Уезжая, Николай говорил при прощанье Коковцову: «Я просто задыхаюсь в этой атмосфере сплетен, выдумок и злобы… Постараюсь вернуться как можно позже». При отъезде императрица прошла мимо провожавших в вагон, ни с кем не простившись. Не успел царь доехать до Ливадии, как Распутин вернулся в Петербург. В Крыму Александра Федоровна проявляла явные знаки невнимания к Коковцову. Но уже и до этого — и до своего свидания с Распутиным, Коковцов почувствовал, что его «медовый месяц» приходит к концу. Царь требовал самых решительных карательных мер против печати, откликавшейся на слухи о Распутине, а Коковцов и Макаров доказывали ему, что этого никак нельзя сделать через Думу в законодательном порядке. По поводу прений в Думе по синодской смете Мария Федоровна вызвала его поговорить о распутинской истории, «горько плакала» по поводу его объяснений, обещала поговорить с государем и закончила таким прогнозом:
«Несчастная моя невестка не понимает, что она губит и династию, и себя. Она искренне верит в святость какого‑то проходимца, и все мы бессильны отвратить несчастье». В нескольких словах здесь был точный анализ очень плачевно сложившегося положения — и верный исторический прогноз, к которому Коковцов не мог не присоединиться. Несколько позднее, по поводу торжеств трехсотлетия дома Романовых, и сам Коковцов поставил следующий, вполне верный диагноз самого корня государственной болезни. «В ближайшем кругу государя понятие правительства, его значения, как‑то стушевалось, и все резче и рельефнее выступал личный характер управления государем, и незаметно все более и более сквозил взгляд, что правительство составляет какое‑то «средостение» между этими двумя факторами (царем и народом. — П. М.), как бы мешающее их взаимному сближению.

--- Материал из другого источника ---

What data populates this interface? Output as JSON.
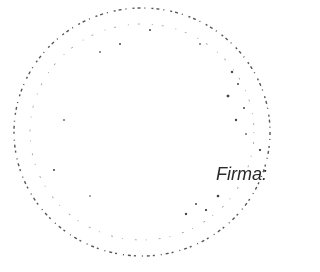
{
  "label": "Firma:"
}
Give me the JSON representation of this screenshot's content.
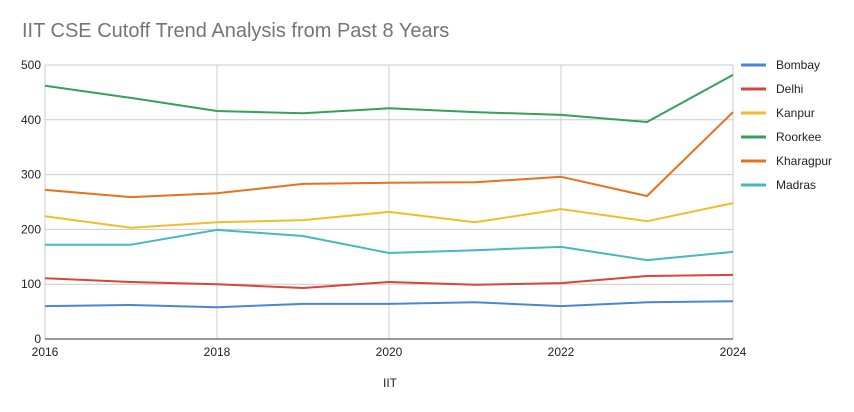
{
  "chart_data": {
    "type": "line",
    "title": "IIT CSE Cutoff Trend Analysis from Past 8 Years",
    "xlabel": "IIT",
    "ylabel": "",
    "x": [
      2016,
      2017,
      2018,
      2019,
      2020,
      2021,
      2022,
      2023,
      2024
    ],
    "x_ticks": [
      "2016",
      "2018",
      "2020",
      "2022",
      "2024"
    ],
    "y_ticks": [
      "0",
      "100",
      "200",
      "300",
      "400",
      "500"
    ],
    "ylim": [
      0,
      500
    ],
    "xlim": [
      2016,
      2024
    ],
    "grid": true,
    "legend_position": "right",
    "series": [
      {
        "name": "Bombay",
        "color": "#4a86d8",
        "values": [
          60,
          62,
          58,
          64,
          64,
          67,
          60,
          67,
          69
        ]
      },
      {
        "name": "Delhi",
        "color": "#d9453c",
        "values": [
          111,
          104,
          100,
          93,
          104,
          99,
          102,
          115,
          117
        ]
      },
      {
        "name": "Kanpur",
        "color": "#f2bd2a",
        "values": [
          224,
          203,
          213,
          217,
          232,
          213,
          237,
          215,
          248
        ]
      },
      {
        "name": "Roorkee",
        "color": "#34a05a",
        "values": [
          462,
          440,
          416,
          412,
          421,
          414,
          409,
          396,
          482
        ]
      },
      {
        "name": "Kharagpur",
        "color": "#e8711c",
        "values": [
          272,
          259,
          266,
          283,
          285,
          286,
          296,
          261,
          414
        ]
      },
      {
        "name": "Madras",
        "color": "#45b8c0",
        "values": [
          172,
          172,
          199,
          188,
          157,
          162,
          168,
          144,
          159
        ]
      }
    ]
  }
}
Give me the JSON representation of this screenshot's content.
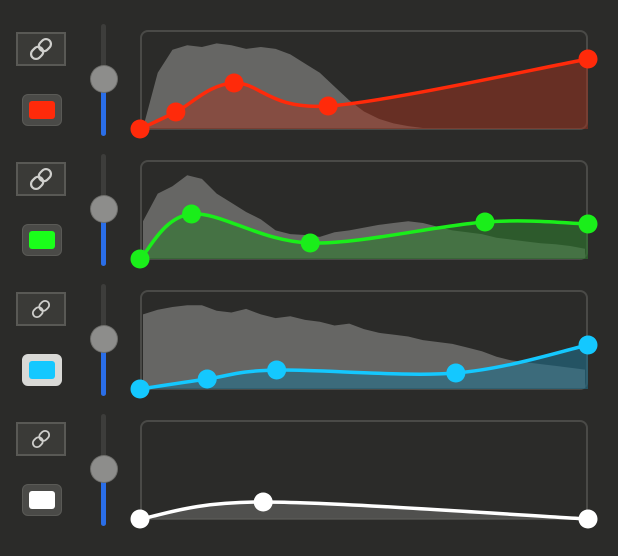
{
  "colors": {
    "background": "#2b2b29",
    "slider_fill": "#2a6ee8",
    "histogram": "#666664"
  },
  "slider_icon": "slider-thumb-icon",
  "channels": [
    {
      "id": "red",
      "link_icon": "link-icon",
      "swatch_color": "#ff2a0a",
      "curve_color": "#ff2a0a",
      "fill_color": "#a3332080",
      "slider_level": 0.5,
      "selected": false,
      "points": [
        [
          0,
          0
        ],
        [
          0.08,
          0.17
        ],
        [
          0.21,
          0.46
        ],
        [
          0.42,
          0.23
        ],
        [
          1,
          0.7
        ]
      ]
    },
    {
      "id": "green",
      "link_icon": "link-icon",
      "swatch_color": "#1aff1a",
      "curve_color": "#1aee1a",
      "fill_color": "#2f7a2f99",
      "slider_level": 0.5,
      "selected": false,
      "points": [
        [
          0,
          0
        ],
        [
          0.115,
          0.45
        ],
        [
          0.38,
          0.16
        ],
        [
          0.77,
          0.37
        ],
        [
          1,
          0.35
        ]
      ]
    },
    {
      "id": "blue",
      "link_icon": "link-icon",
      "swatch_color": "#14c8ff",
      "curve_color": "#14c8ff",
      "fill_color": "#1f6e8a99",
      "slider_level": 0.5,
      "selected": true,
      "points": [
        [
          0,
          0
        ],
        [
          0.15,
          0.1
        ],
        [
          0.305,
          0.19
        ],
        [
          0.705,
          0.16
        ],
        [
          1,
          0.44
        ]
      ]
    },
    {
      "id": "white",
      "link_icon": "link-icon",
      "swatch_color": "#ffffff",
      "curve_color": "#ffffff",
      "fill_color": "#5a5a58cc",
      "slider_level": 0.5,
      "selected": false,
      "points": [
        [
          0,
          0
        ],
        [
          0.275,
          0.17
        ],
        [
          1,
          0
        ]
      ]
    }
  ]
}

Недавний ореол «главы правительства» в лице Столыпина в минуту революционной опасности совершенно поблек (при Коковцове. — П. М.), и упрощенные взгляды чисто военной среды, всего ближе стоявшей к государю, окружавшей его и развивавшей в нем культ «самодержавности», понимаемой ею в смысле чистого абсолютизма, забирал все большую и большую силу (здесь главным образом разумеется влияние Сухомлинова. — П. М.)… Переживания революционной поры 1905—1906 годов сменились наступившим за семь лет внутренним спокойствием и дали место идее величия личности государя и вере в безграничную преданность ему, как помазаннику Божию, всего народа, слепую веру в него народных масс…
В ближайшее окружение государя, несомненно, все более и более внедрялось сознание, что государь может сделать все один, потому что народ с ним… Министры, не проникнутые идеею так понимаемого абсолютизма, а тем более Государственная Дума, вечно докучающая правительству своею критикою, запросами, придирками и желанием властвовать и ограничивать исполнительную власть, — все это создано, так сказать, для обыденных, докучливых текущих дел и должно быть ограничиваемо возможно меньшими пределами, и чем дальше держать этот неприятный аппарат от государя, — тем лучше и тем менее вероятности возникнуть на пути всяким досадливым возражениям, незаметно напоминающим о том, чего нельзя более делать так, как было, и требующим приспособляться к каким‑то новым условиям, во всяком случае, уменьшающим былой престиж и затемняющим ореол «царя Московского», управляющего Россией, как своей вотчиной».